This book is a collection of captivating, beautifully told stories about people in the world of gardening. Some are professional gardeners, others are hobbyists making gardens in their rented courtyard or with indoor plants, and one is just a man who decided to grow food on the street outside his house.
It's such a diverse collection of stories with many themes including crime, art, race, career changes, deep meaning in the work of landscape gardeners (which has left me with a whole new perspective on and appreciation of landscape design), but the common thread I found throughout all of the stories is that the people never, ever tire of gardening despite the unforgiving hard work.
The photographs by Daniel Shipp are magnificent, as he and Georgina Reid, (the author) travelled the world visiting and photographing each person featured.

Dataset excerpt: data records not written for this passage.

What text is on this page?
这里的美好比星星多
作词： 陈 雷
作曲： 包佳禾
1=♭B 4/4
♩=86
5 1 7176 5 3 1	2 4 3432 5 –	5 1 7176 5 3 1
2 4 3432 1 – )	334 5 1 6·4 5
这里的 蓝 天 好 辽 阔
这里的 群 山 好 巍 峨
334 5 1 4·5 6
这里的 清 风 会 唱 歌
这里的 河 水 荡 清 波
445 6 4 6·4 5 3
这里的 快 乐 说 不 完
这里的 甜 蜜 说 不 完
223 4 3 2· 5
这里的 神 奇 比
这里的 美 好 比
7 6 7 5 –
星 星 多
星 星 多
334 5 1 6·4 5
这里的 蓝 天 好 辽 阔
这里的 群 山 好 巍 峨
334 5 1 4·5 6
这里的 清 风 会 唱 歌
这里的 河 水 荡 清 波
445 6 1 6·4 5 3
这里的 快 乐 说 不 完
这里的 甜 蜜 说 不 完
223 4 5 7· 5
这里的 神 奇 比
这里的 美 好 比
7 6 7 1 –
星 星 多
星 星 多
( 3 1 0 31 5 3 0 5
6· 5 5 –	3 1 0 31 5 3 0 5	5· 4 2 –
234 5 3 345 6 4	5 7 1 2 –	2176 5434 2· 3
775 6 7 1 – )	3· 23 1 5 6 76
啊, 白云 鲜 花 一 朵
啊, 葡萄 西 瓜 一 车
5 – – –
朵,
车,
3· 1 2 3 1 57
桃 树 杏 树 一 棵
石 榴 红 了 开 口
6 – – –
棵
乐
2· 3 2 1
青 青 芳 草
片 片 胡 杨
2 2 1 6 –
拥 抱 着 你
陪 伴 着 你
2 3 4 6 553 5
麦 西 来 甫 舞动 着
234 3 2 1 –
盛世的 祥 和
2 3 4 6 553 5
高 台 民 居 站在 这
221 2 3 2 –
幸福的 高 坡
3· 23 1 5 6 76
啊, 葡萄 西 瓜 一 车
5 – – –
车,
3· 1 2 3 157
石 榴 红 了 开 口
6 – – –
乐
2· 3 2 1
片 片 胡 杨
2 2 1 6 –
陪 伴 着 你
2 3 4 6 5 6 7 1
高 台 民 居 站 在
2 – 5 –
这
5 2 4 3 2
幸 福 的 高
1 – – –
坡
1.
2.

At it's core this book is a story about our interconnectedness with nature. It is an ode to the act of gardening, it's beauty, and the transformational things it does to a person. I'm left inspired to do more gardening of my own, beginning with this great beginners tip from Clare James: "Treat the soil as your pet".
Publishers Blurb: This is a celebration of the exceptional and ordinary ways people engage with the world around them through plants.
In gardens we find shelter, nurture and respite from the noise and rush of everyday life. To garden is a wonderful thing but you don't have to have a large plot of land or immense knowledge to reap the benefits of a little nature.
ˇThe Planthunterˇuncovers all the ways in which people around the world find purpose, beauty, wellness and connection through the act of gardening.